Adenosine-3',5'-bisphosphate | Solubility of Things

Identification

Molecular formula

C₁₀H₁₃N₅O₇P

CAS number

82-94-0

IUPAC name

(2-amino-3-phenyl-propyl) [5-(6-aminopurin-9-yl)-3,4-dihydroxy-tetrahydrofuran-2-yl]methyl hydrogen phosphate

State

At room temperature, Adenosine-3',5'-bisphosphate is typically a solid.

It is highly soluble in water, which is a polar solvent, but may not be as soluble in non-polar solvents.

Melting point (Celsius)

380.00

Melting point (Kelvin)

653.15

Boiling point (Celsius)

750.00

Boiling point (Kelvin)

1 023.00

General information

Molecular weight

347.22g/mol

Molar mass

347.2210g/mol

Density

2.2100g/cm³

Appearence

The compound is typically found as a white or off-white crystalline powder. It is hygroscopic, meaning it may absorb moisture from the surrounding environment. When in pure form, it is odorless.

Comment on solubility

Solubility of (2-amino-3-phenyl-propyl) [5-(6-aminopurin-9-yl)-3,4-dihydroxy-tetrahydrofuran-2-yl]methyl hydrogen phosphate

The solubility of the compound (2-amino-3-phenyl-propyl) [5-(6-aminopurin-9-yl)-3,4-dihydroxy-tetrahydrofuran-2-yl]methyl hydrogen phosphate, with the chemical formula C₁₀H₁₃N₅O₇P, presents some notable characteristics that are typically observed in its chemical class. Understanding its solubility can lead to important implications for its applications and behavior in various environments.

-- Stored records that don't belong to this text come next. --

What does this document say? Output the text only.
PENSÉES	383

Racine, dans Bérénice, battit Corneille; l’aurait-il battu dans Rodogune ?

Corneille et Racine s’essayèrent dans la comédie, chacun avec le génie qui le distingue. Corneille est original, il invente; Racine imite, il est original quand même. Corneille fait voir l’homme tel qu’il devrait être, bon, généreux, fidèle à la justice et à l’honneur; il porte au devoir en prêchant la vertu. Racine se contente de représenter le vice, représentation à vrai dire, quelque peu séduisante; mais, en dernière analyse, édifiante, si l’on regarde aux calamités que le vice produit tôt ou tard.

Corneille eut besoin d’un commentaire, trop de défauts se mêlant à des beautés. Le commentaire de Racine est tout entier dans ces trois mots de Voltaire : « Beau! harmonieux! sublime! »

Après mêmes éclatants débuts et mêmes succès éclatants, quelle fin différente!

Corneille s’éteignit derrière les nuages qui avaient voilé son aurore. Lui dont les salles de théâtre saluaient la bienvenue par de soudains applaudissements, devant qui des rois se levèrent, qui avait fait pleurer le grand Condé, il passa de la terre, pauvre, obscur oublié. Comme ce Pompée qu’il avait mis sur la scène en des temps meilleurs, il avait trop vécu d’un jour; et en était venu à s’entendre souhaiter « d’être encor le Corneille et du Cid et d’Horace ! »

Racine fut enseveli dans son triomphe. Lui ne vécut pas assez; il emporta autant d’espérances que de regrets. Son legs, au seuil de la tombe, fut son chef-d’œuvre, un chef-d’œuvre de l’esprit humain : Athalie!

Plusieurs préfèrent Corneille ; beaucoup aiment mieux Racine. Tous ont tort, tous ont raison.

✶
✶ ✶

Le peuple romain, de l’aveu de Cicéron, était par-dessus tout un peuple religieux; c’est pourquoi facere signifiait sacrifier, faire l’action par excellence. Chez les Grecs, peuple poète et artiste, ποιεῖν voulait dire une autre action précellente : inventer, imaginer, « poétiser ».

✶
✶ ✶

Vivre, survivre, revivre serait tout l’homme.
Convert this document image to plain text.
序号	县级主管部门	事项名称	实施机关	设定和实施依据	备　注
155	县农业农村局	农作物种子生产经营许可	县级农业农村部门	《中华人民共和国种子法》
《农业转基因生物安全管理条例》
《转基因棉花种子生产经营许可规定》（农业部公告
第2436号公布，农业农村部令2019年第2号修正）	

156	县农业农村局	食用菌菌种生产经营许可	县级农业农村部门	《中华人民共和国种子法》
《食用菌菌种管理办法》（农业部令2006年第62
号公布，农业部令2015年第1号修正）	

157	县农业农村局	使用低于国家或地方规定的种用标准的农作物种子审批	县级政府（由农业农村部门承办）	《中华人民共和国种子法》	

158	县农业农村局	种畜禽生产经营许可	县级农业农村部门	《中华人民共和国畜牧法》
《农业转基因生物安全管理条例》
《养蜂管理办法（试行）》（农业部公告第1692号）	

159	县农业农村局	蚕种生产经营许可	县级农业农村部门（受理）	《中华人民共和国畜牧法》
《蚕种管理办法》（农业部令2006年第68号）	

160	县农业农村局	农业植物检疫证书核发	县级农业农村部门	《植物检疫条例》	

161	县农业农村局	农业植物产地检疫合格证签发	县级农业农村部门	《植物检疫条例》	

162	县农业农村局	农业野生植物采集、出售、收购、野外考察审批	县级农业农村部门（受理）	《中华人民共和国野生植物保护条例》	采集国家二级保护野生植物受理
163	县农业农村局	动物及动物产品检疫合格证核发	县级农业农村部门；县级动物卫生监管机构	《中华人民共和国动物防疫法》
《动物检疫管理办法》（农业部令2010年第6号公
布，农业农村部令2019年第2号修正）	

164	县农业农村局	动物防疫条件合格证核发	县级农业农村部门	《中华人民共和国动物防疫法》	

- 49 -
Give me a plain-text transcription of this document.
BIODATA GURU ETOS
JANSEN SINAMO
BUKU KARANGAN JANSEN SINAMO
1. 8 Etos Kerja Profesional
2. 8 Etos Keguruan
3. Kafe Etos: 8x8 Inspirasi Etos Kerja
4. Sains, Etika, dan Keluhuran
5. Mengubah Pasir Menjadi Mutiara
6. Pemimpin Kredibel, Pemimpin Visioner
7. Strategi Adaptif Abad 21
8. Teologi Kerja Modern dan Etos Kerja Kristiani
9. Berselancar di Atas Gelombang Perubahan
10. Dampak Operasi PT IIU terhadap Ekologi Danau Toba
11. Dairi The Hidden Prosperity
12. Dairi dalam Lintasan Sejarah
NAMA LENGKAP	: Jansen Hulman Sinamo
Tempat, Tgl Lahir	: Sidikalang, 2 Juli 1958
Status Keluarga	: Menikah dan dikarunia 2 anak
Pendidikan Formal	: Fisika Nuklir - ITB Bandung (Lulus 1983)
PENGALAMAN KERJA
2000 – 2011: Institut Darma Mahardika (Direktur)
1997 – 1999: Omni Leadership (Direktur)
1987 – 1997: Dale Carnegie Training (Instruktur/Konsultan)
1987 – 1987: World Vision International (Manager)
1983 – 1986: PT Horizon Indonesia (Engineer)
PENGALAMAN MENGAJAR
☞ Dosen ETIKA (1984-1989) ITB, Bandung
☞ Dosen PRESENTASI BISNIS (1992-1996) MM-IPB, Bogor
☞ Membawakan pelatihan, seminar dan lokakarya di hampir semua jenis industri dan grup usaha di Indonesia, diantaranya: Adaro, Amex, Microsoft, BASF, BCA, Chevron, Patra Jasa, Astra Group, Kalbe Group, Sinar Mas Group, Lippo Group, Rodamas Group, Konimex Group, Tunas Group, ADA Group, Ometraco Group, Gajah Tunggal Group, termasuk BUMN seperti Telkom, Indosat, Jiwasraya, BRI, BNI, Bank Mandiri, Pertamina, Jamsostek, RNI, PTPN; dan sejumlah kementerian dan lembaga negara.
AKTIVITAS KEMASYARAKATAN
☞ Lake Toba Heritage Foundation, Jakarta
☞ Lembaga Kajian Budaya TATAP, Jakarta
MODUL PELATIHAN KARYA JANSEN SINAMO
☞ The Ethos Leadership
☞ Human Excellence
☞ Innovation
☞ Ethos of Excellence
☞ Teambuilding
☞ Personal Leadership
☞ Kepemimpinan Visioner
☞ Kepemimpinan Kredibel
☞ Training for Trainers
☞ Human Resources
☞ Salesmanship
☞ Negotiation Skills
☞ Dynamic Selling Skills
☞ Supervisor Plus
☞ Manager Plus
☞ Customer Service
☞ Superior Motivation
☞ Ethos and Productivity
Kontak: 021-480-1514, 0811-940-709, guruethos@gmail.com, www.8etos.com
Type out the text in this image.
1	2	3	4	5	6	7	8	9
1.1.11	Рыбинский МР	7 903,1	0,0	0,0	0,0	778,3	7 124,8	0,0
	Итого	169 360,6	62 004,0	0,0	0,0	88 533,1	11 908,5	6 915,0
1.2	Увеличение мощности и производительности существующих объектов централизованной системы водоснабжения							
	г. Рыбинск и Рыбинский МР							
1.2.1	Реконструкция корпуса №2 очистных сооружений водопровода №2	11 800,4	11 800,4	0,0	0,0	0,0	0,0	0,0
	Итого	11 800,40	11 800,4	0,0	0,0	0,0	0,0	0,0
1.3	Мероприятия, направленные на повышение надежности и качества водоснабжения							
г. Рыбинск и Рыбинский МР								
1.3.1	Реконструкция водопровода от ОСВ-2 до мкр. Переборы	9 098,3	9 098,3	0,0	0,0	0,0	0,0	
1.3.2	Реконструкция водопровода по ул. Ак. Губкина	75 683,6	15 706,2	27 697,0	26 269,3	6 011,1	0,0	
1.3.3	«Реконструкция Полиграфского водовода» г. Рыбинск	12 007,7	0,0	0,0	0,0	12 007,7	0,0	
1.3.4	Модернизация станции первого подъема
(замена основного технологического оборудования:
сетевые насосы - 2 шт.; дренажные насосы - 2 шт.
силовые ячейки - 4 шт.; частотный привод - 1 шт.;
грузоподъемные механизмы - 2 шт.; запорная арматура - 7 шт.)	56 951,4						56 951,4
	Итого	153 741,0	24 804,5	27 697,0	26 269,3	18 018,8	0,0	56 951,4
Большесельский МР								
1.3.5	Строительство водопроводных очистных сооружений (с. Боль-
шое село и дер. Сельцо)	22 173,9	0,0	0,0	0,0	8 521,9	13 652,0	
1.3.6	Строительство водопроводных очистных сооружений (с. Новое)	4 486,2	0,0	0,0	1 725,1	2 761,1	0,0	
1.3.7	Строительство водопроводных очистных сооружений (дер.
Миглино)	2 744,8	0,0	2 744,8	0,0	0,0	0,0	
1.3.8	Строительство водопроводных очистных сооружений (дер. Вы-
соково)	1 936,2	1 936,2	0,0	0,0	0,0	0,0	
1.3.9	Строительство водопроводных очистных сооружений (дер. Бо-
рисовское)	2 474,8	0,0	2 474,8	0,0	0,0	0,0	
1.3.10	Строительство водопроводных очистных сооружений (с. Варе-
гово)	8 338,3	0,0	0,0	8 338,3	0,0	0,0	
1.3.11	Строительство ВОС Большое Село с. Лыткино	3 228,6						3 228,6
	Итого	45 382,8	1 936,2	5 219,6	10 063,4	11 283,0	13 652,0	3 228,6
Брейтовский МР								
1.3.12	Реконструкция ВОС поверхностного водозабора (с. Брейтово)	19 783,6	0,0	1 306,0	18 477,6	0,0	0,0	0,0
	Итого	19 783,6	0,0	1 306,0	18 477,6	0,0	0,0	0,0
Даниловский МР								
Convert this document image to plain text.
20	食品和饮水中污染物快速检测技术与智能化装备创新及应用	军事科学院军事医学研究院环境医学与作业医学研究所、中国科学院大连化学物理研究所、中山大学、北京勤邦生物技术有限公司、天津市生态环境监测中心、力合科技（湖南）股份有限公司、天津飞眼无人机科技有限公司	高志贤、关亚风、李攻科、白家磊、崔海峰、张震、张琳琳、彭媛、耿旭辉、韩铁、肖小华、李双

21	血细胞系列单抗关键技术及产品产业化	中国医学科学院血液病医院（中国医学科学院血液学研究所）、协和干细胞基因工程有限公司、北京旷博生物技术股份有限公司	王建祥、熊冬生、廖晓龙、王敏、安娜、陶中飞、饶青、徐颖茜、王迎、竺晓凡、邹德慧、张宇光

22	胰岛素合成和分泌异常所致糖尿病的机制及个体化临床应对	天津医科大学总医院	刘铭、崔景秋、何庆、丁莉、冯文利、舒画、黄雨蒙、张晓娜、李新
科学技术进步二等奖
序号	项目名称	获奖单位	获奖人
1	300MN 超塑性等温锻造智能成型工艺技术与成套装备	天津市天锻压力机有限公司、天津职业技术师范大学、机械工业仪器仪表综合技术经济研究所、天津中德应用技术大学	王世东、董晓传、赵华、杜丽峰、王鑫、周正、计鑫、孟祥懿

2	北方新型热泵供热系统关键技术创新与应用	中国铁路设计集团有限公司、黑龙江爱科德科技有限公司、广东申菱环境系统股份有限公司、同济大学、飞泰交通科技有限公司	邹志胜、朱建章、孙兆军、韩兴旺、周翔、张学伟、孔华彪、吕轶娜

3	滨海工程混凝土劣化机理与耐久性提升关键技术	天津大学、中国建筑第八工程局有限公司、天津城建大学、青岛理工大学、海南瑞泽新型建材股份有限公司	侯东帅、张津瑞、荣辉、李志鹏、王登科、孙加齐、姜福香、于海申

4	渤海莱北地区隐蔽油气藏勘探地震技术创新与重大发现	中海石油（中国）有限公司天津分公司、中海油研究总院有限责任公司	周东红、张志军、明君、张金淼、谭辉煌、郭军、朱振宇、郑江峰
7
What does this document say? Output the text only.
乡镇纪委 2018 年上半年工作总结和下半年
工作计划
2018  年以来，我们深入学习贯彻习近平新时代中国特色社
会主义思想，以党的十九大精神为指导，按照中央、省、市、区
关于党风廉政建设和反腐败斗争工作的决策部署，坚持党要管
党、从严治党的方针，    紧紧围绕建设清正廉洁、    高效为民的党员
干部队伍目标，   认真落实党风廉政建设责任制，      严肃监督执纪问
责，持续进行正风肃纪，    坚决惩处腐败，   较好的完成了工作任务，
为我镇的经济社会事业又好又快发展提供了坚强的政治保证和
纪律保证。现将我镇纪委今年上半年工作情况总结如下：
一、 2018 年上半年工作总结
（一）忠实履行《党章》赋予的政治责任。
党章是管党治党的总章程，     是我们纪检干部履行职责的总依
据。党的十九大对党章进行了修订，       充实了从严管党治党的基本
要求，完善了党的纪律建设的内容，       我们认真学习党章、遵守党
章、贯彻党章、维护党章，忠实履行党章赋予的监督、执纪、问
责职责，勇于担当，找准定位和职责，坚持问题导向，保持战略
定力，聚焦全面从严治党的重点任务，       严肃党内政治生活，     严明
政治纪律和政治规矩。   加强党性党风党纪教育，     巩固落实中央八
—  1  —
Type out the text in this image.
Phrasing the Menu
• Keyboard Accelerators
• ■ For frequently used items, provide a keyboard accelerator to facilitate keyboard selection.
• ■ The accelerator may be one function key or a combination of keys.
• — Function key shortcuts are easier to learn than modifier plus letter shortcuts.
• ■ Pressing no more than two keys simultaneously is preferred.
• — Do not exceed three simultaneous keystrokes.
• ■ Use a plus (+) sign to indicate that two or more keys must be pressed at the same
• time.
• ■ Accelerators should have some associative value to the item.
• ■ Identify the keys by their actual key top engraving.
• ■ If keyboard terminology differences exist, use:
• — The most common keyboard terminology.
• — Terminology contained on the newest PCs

Factors Affecting Solubility

Polarity: The presence of multiple functional groups such as amino and hydroxyl groups suggests that this compound has a polar character, which generally enhances solubility in polar solvents like water.
Hydrogen Bonding: The ability of the compound to form hydrogen bonds with water molecules will significantly impact its solubility. More hydrogen bonds usually lead to higher solubility.
Ionic Interactions: The phosphate group (-OPO₃H₂) can also interact with other ions, potentially enhancing solubility in ionic environments.

In summary, while the specific solubility of this compound is not extensively reported, the theoretical considerations based on its functional groups suggest that it is likely soluble in water and potentially in a variety of polar solvents. Further experimental data would be necessary to provide exact figures, but it can be postulated that the compound may exhibit moderate to high solubility. Thus, examining its solubility in different solvents will uncover valuable insights into its chemical behavior and usability.

Interesting facts

Interesting Facts About (2-amino-3-phenyl-propyl) [5-(6-aminopurin-9-yl)-3,4-dihydroxy-tetrahydrofuran-2-yl]methyl hydrogen phosphate

This compound is a fascinating example of how structural complexity can contribute to a molecule's function. It incorporates multiple functional groups, which allows it to participate in various biological interactions, making it of interest in pharmacology and biochemistry.

Key Features:

Amino Groups: The presence of amino groups suggests potential for hydrogen bonding and interaction with biomolecules, enhancing its biological activity.
Phenyl Ring: The phenyl group may contribute to the compound's hydrophobic character, which can influence membrane permeability and biological targeting.
Hydroxyl Groups: The dihydroxy component allows for further reactivity and potential in various chemical modifications, paving the way for drug development.
Nucleobase Derivative: With a portion derived from purine, it raises questions about its role in nucleic acid metabolism and potential applications in molecular biology.

Researchers are particularly intrigued by this compound's potential applications in drug design. Its complex architecture could lead to novel therapeutic agents in treating various conditions, especially those related to cellular signaling and metabolic pathways. As noted by experts in the field, "The integration of pharmacophoric elements in a single molecule amplifies the chances of selective targeting in disease mechanisms."

Moreover, the inclusion of phosphate groups can facilitate interactions with enzymes, potentially leading to inhibition or enhancement of specific biochemical pathways. The interdisciplinary nature of studying such compounds bridges the gap between organic chemistry, biochemistry, and medicinal chemistry, making it a rich area for exploration and innovation.